L’acqua potabile di un gruppo eterogeneo di topi più vecchi e più giovani è stata arricchita con microplastiche per un periodo di tre settimane – con risultati “sorprendenti”, ha detto Ross. I ricercatori hanno scoperto che l’esposizione alle microplastiche – in questo caso, particelle di polistirene fluorescente – induce sia cambiamenti comportamentali che alterazioni nei marcatori immunitari nel fegato e nei tessuti cerebrali. I topi coinvolti nello studio hanno iniziato a muoversi in modo particolare e a mostrare comportamenti che ricordano la demenza umana. I risultati sono stati ancora più profondi negli animali più anziani.

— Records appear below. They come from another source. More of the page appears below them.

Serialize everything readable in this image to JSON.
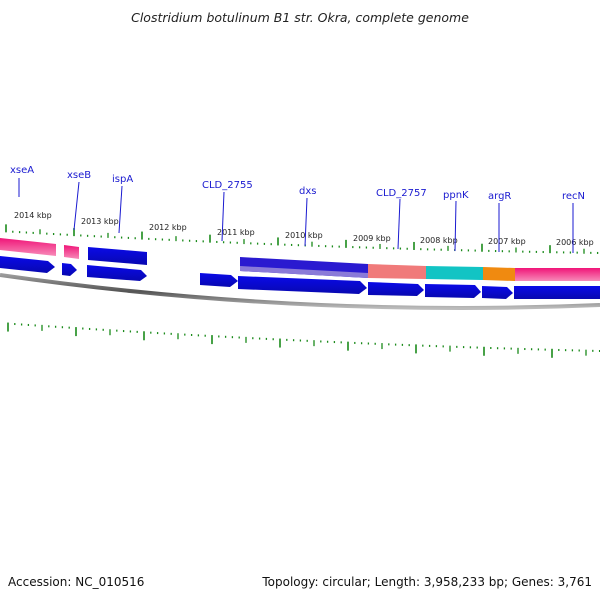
{
  "title": "Clostridium botulinum B1 str. Okra, complete genome",
  "footer": {
    "accession": "Accession: NC_010516",
    "summary": "Topology: circular; Length: 3,958,233 bp; Genes: 3,761"
  },
  "scale_labels": [
    "2014 kbp",
    "2013 kbp",
    "2012 kbp",
    "2011 kbp",
    "2010 kbp",
    "2009 kbp",
    "2008 kbp",
    "2007 kbp",
    "2006 kbp"
  ],
  "gene_labels": [
    "xseA",
    "xseB",
    "ispA",
    "CLD_2755",
    "dxs",
    "CLD_2757",
    "ppnK",
    "argR",
    "recN"
  ],
  "colors": {
    "cds": "#0a0ae0",
    "rrna_pink": "#f0147a",
    "salmon": "#f07878",
    "teal": "#10c8c8",
    "orange": "#f08a10",
    "purple_band": "#7a6ad0",
    "tick": "#1a8a1a",
    "backbone": "#7a7a7a",
    "label_line": "#1a1ad0"
  }
}
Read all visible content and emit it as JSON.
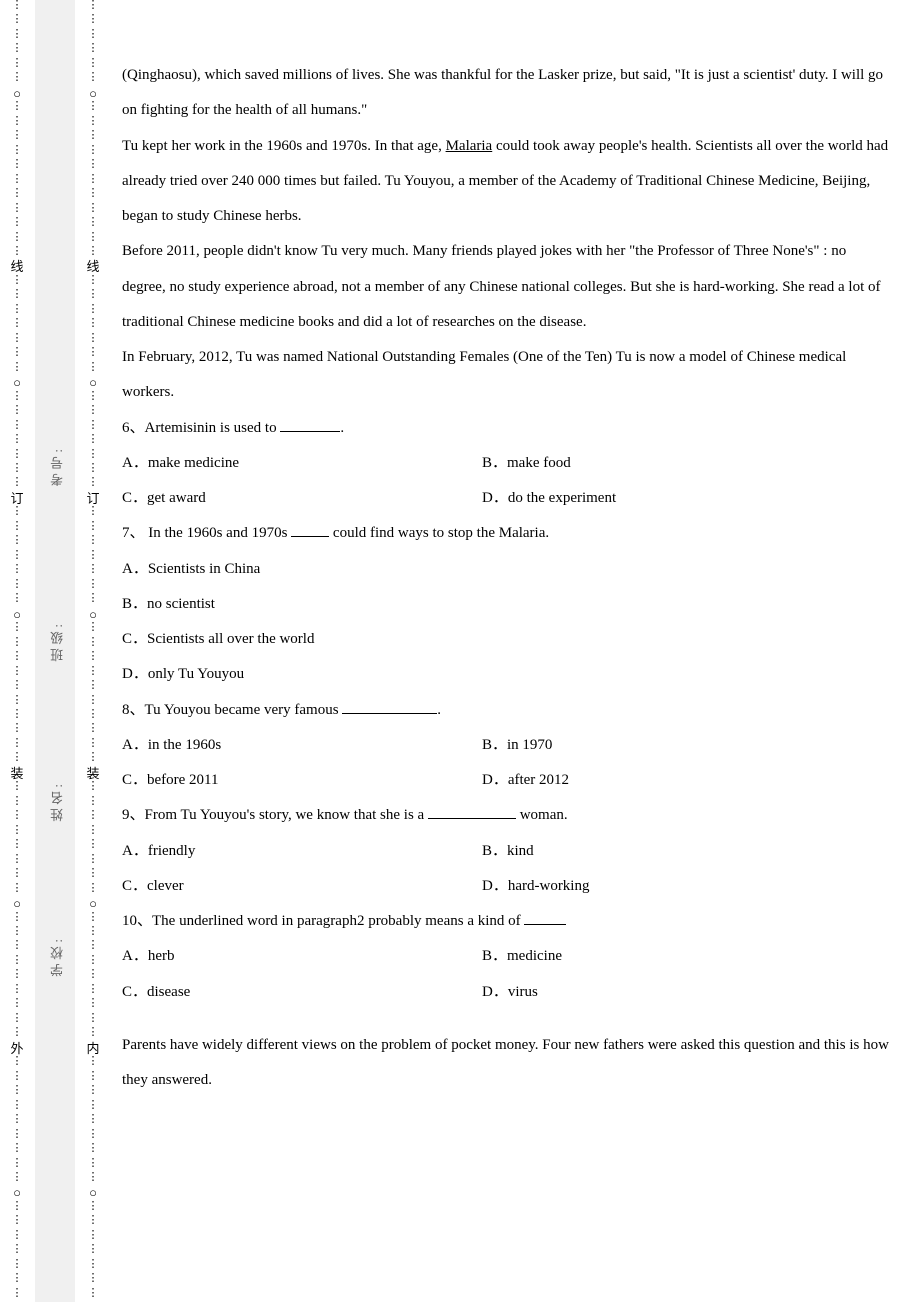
{
  "margin": {
    "labels": {
      "kaohao_label": "考号:",
      "banji_label": "班级:",
      "xingming_label": "姓名:",
      "xuexiao_label": "学校:"
    },
    "col_glyphs": {
      "wai": "外",
      "nei": "内",
      "zhuang": "装",
      "ding": "订",
      "xian": "线"
    }
  },
  "passage1": {
    "p1": "(Qinghaosu), which saved millions of lives. She was thankful for the Lasker prize, but said, \"It is just a scientist' duty. I will go on fighting for the health of all humans.\"",
    "p2a": "Tu kept her work in the 1960s and 1970s. In that age, ",
    "p2_underlined": "Malaria",
    "p2b": " could took away people's health. Scientists all over the world had already tried over 240 000 times but failed. Tu Youyou, a member of the Academy of Traditional Chinese Medicine, Beijing, began to study Chinese herbs.",
    "p3": "Before 2011, people didn't know Tu very much. Many friends played jokes with her \"the Professor of Three None's\" : no degree, no study experience abroad, not a member of any Chinese national colleges. But she is hard-working. She read a lot of traditional Chinese medicine books and did a lot of researches on the disease.",
    "p4": "In February, 2012, Tu was named National Outstanding Females (One of the Ten) Tu is now a model of Chinese medical workers."
  },
  "questions": [
    {
      "num": "6、",
      "stem_pre": "Artemisinin is used to ",
      "stem_post": ".",
      "blank_w": 60,
      "opts": [
        {
          "label": "A．",
          "text": "make medicine"
        },
        {
          "label": "B．",
          "text": "make food"
        },
        {
          "label": "C．",
          "text": "get award"
        },
        {
          "label": "D．",
          "text": "do the experiment"
        }
      ],
      "layout": "2col"
    },
    {
      "num": "7、",
      "stem_pre": " In the 1960s and 1970s ",
      "stem_post": " could find ways to stop the Malaria.",
      "blank_w": 38,
      "opts": [
        {
          "label": "A．",
          "text": "Scientists in China"
        },
        {
          "label": "B．",
          "text": "no scientist"
        },
        {
          "label": "C．",
          "text": "Scientists all over the world"
        },
        {
          "label": "D．",
          "text": "only Tu Youyou"
        }
      ],
      "layout": "1col"
    },
    {
      "num": "8、",
      "stem_pre": "Tu Youyou became very famous ",
      "stem_post": ".",
      "blank_w": 95,
      "opts": [
        {
          "label": "A．",
          "text": "in the 1960s"
        },
        {
          "label": "B．",
          "text": "in 1970"
        },
        {
          "label": "C．",
          "text": "before 2011"
        },
        {
          "label": "D．",
          "text": "after 2012"
        }
      ],
      "layout": "2col"
    },
    {
      "num": "9、",
      "stem_pre": "From Tu Youyou's story, we know that she is a ",
      "stem_post": " woman.",
      "blank_w": 88,
      "opts": [
        {
          "label": "A．",
          "text": "friendly"
        },
        {
          "label": "B．",
          "text": "kind"
        },
        {
          "label": "C．",
          "text": "clever"
        },
        {
          "label": "D．",
          "text": "hard-working"
        }
      ],
      "layout": "2col"
    },
    {
      "num": "10、",
      "stem_pre": "The underlined word in paragraph2 probably means a kind of ",
      "stem_post": "",
      "blank_w": 42,
      "opts": [
        {
          "label": "A．",
          "text": "herb"
        },
        {
          "label": "B．",
          "text": "medicine"
        },
        {
          "label": "C．",
          "text": "disease"
        },
        {
          "label": "D．",
          "text": "virus"
        }
      ],
      "layout": "2col"
    }
  ],
  "passage2": {
    "p1": "Parents have widely different views on the problem of pocket money. Four new fathers were asked this question and this is how they answered."
  }
}
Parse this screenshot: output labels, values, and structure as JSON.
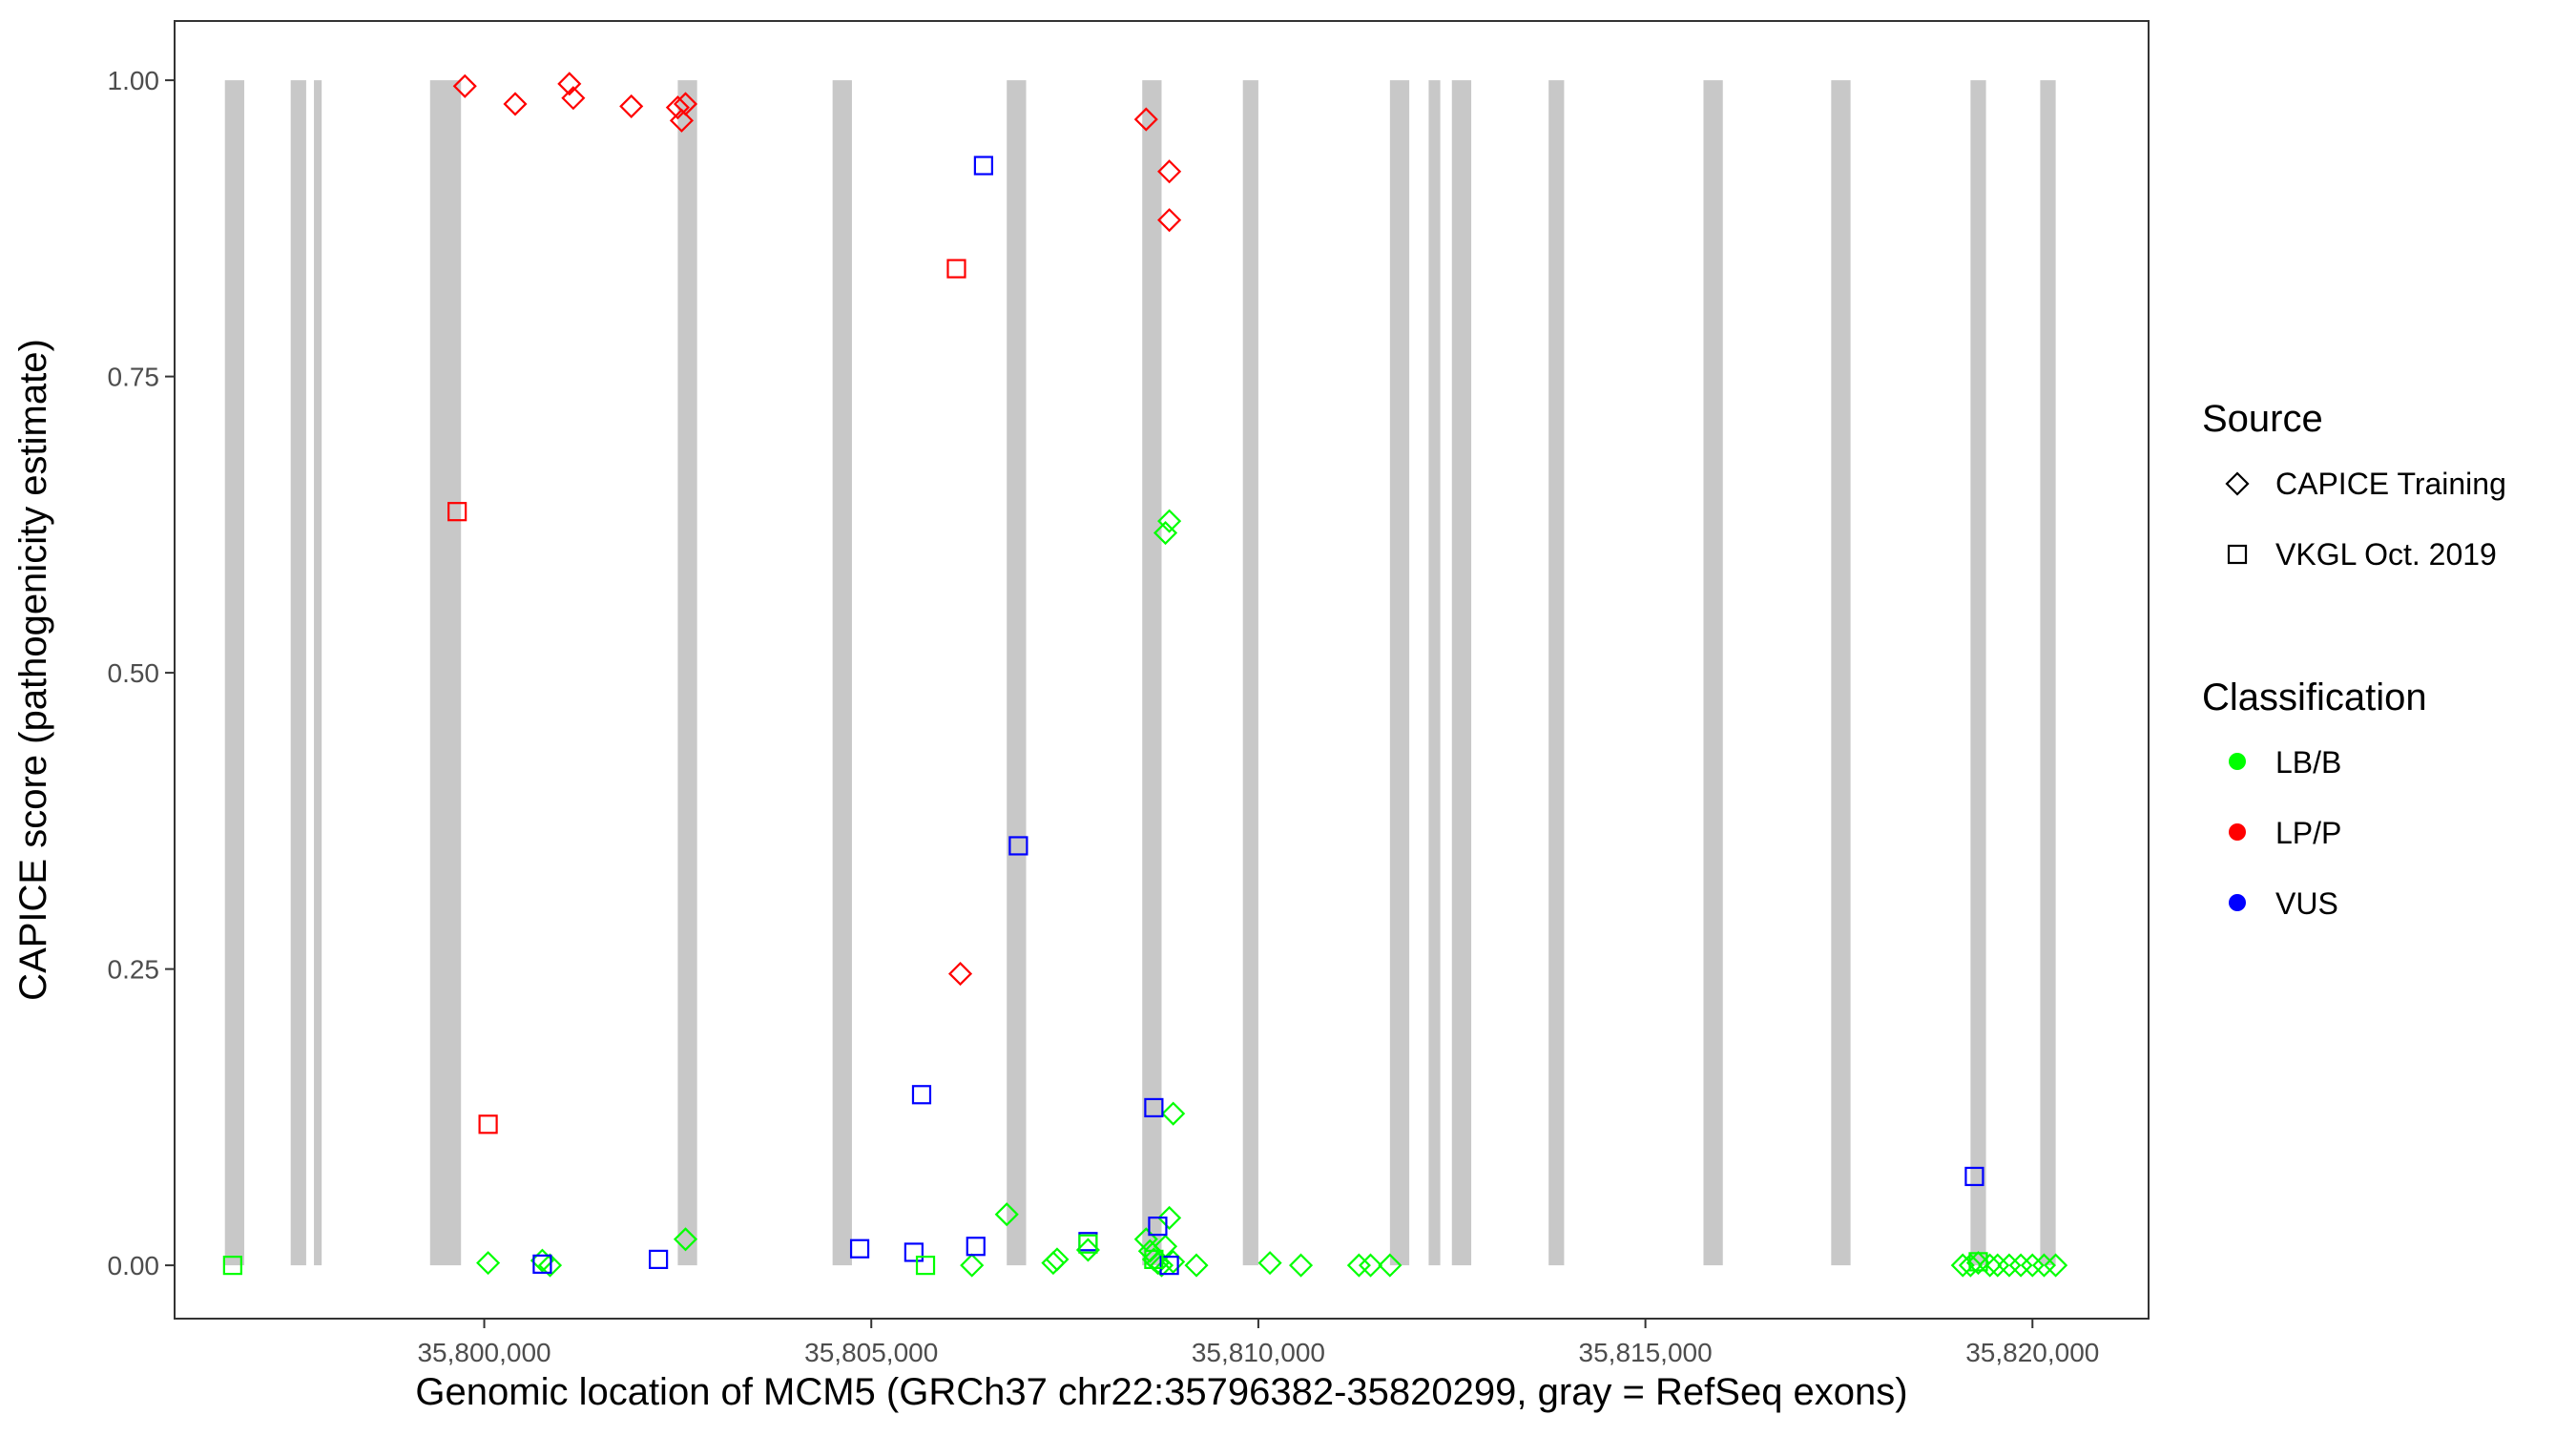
{
  "chart_data": {
    "type": "scatter",
    "xlabel": "Genomic location of MCM5 (GRCh37 chr22:35796382-35820299, gray = RefSeq exons)",
    "ylabel": "CAPICE score (pathogenicity estimate)",
    "xlim": [
      35796000,
      35821500
    ],
    "ylim": [
      -0.045,
      1.05
    ],
    "x_ticks": [
      35800000,
      35805000,
      35810000,
      35815000,
      35820000
    ],
    "x_tick_labels": [
      "35,800,000",
      "35,805,000",
      "35,810,000",
      "35,815,000",
      "35,820,000"
    ],
    "y_ticks": [
      0,
      0.25,
      0.5,
      0.75,
      1
    ],
    "y_tick_labels": [
      "0.00",
      "0.25",
      "0.50",
      "0.75",
      "1.00"
    ],
    "grid": false,
    "legend_position": "right",
    "exons": [
      [
        35796650,
        35796900
      ],
      [
        35797500,
        35797700
      ],
      [
        35797800,
        35797900
      ],
      [
        35799300,
        35799700
      ],
      [
        35802500,
        35802750
      ],
      [
        35804500,
        35804750
      ],
      [
        35806750,
        35807000
      ],
      [
        35808500,
        35808750
      ],
      [
        35809800,
        35810000
      ],
      [
        35811700,
        35811950
      ],
      [
        35812200,
        35812350
      ],
      [
        35812500,
        35812750
      ],
      [
        35813750,
        35813950
      ],
      [
        35815750,
        35816000
      ],
      [
        35817400,
        35817650
      ],
      [
        35819200,
        35819400
      ],
      [
        35820100,
        35820300
      ]
    ],
    "colors": {
      "LB/B": "#00ff00",
      "LP/P": "#ff0000",
      "VUS": "#0000ff"
    },
    "legend": {
      "source_title": "Source",
      "source_items": [
        {
          "label": "CAPICE Training",
          "shape": "diamond"
        },
        {
          "label": "VKGL Oct. 2019",
          "shape": "square"
        }
      ],
      "class_title": "Classification",
      "class_items": [
        {
          "label": "LB/B",
          "color": "#00ff00"
        },
        {
          "label": "LP/P",
          "color": "#ff0000"
        },
        {
          "label": "VUS",
          "color": "#0000ff"
        }
      ]
    },
    "series": [
      {
        "source": "CAPICE Training",
        "shape": "diamond",
        "classification": "LP/P",
        "points": [
          [
            35799750,
            0.995
          ],
          [
            35800400,
            0.98
          ],
          [
            35801100,
            0.997
          ],
          [
            35801150,
            0.985
          ],
          [
            35801900,
            0.978
          ],
          [
            35802500,
            0.977
          ],
          [
            35802600,
            0.98
          ],
          [
            35802550,
            0.966
          ],
          [
            35806150,
            0.246
          ],
          [
            35808550,
            0.967
          ],
          [
            35808850,
            0.923
          ],
          [
            35808850,
            0.882
          ]
        ]
      },
      {
        "source": "CAPICE Training",
        "shape": "diamond",
        "classification": "LB/B",
        "points": [
          [
            35800050,
            0.002
          ],
          [
            35800750,
            0.004
          ],
          [
            35800850,
            0.0
          ],
          [
            35802600,
            0.022
          ],
          [
            35806300,
            0.0
          ],
          [
            35806750,
            0.043
          ],
          [
            35807350,
            0.002
          ],
          [
            35807400,
            0.005
          ],
          [
            35807800,
            0.013
          ],
          [
            35808550,
            0.022
          ],
          [
            35808600,
            0.012
          ],
          [
            35808650,
            0.005
          ],
          [
            35808700,
            0.002
          ],
          [
            35808750,
            0.0
          ],
          [
            35808800,
            0.016
          ],
          [
            35808850,
            0.04
          ],
          [
            35808900,
            0.003
          ],
          [
            35809200,
            0.0
          ],
          [
            35808850,
            0.628
          ],
          [
            35808800,
            0.618
          ],
          [
            35808900,
            0.128
          ],
          [
            35810150,
            0.002
          ],
          [
            35810550,
            0.0
          ],
          [
            35811300,
            0.0
          ],
          [
            35811450,
            0.0
          ],
          [
            35811700,
            0.0
          ],
          [
            35819100,
            0.0
          ],
          [
            35819200,
            0.0
          ],
          [
            35819300,
            0.002
          ],
          [
            35819450,
            0.0
          ],
          [
            35819550,
            0.0
          ],
          [
            35819700,
            0.0
          ],
          [
            35819850,
            0.0
          ],
          [
            35820000,
            0.0
          ],
          [
            35820150,
            0.0
          ],
          [
            35820300,
            0.0
          ]
        ]
      },
      {
        "source": "VKGL Oct. 2019",
        "shape": "square",
        "classification": "LP/P",
        "points": [
          [
            35799650,
            0.636
          ],
          [
            35800050,
            0.119
          ],
          [
            35806100,
            0.841
          ]
        ]
      },
      {
        "source": "VKGL Oct. 2019",
        "shape": "square",
        "classification": "VUS",
        "points": [
          [
            35800750,
            0.001
          ],
          [
            35802250,
            0.005
          ],
          [
            35804850,
            0.014
          ],
          [
            35805550,
            0.011
          ],
          [
            35805650,
            0.144
          ],
          [
            35806350,
            0.016
          ],
          [
            35806450,
            0.928
          ],
          [
            35806900,
            0.354
          ],
          [
            35807800,
            0.02
          ],
          [
            35808700,
            0.033
          ],
          [
            35808650,
            0.133
          ],
          [
            35808850,
            0.0
          ],
          [
            35819250,
            0.075
          ]
        ]
      },
      {
        "source": "VKGL Oct. 2019",
        "shape": "square",
        "classification": "LB/B",
        "points": [
          [
            35796750,
            0.0
          ],
          [
            35805700,
            0.0
          ],
          [
            35807800,
            0.018
          ],
          [
            35808650,
            0.005
          ],
          [
            35819300,
            0.003
          ]
        ]
      }
    ]
  }
}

“Non si trattava di dosi elevate di microplastiche, ma in solo un breve periodo di tempo abbiamo visto questi cambiamenti”, ha detto Ross. “Nessuno capisce veramente il ciclo di vita di queste microplastiche nel corpo, quindi parte di ciò che vogliamo affrontare è la questione di cosa succede quando si invecchia. Con l’avanzare dell’età sei più suscettibile all’infiammazione sistemica causata da queste microplastiche? Il tuo corpo può liberarsene con la stessa facilità? Le tue cellule rispondono in modo diverso a queste tossine?
Dopo tre settimane, la dissezione dei topi ha rivelato che le microparticelle di PS ingerite si erano infiltrate in ogni campione di tessuto testato (fegato, reni, tratto gastrointestinale, polmone, milza, cuore e cervello) di topi esposti giovani e anziani. Le particelle sono state osservate anche negli escrementi corporei dei topi.
“Il rilevamento di MP in tessuti come il cuore e i polmoni… suggerisce che le PS-MP (microplastiche di polistirene) stanno andando oltre il sistema digestivo e probabilmente attraversando la circolazione sistemica”, scrivono gli autori. Un’osservazione che è ulteriormente supportata dal rilevamento di microplastiche nelle urine e nel cervello, indicando che possono oltrepassare la barriera emato-encefalica.
I risultati hanno dimostrato che l’infiltrazione nel cervello può anche causare una diminuzione della proteina acida fibrillare gliale, chiamata “GFAP”, una proteina che supporta molti processi cellulari nel cervello. Studi precedenti hanno suggerito che l'espressione di GFAP potrebbe diminuire nelle fasi iniziali di alcune malattie neurodegenerative, come il morbo di Alzheimer, o nei pazienti più giovani con disturbi depressivi.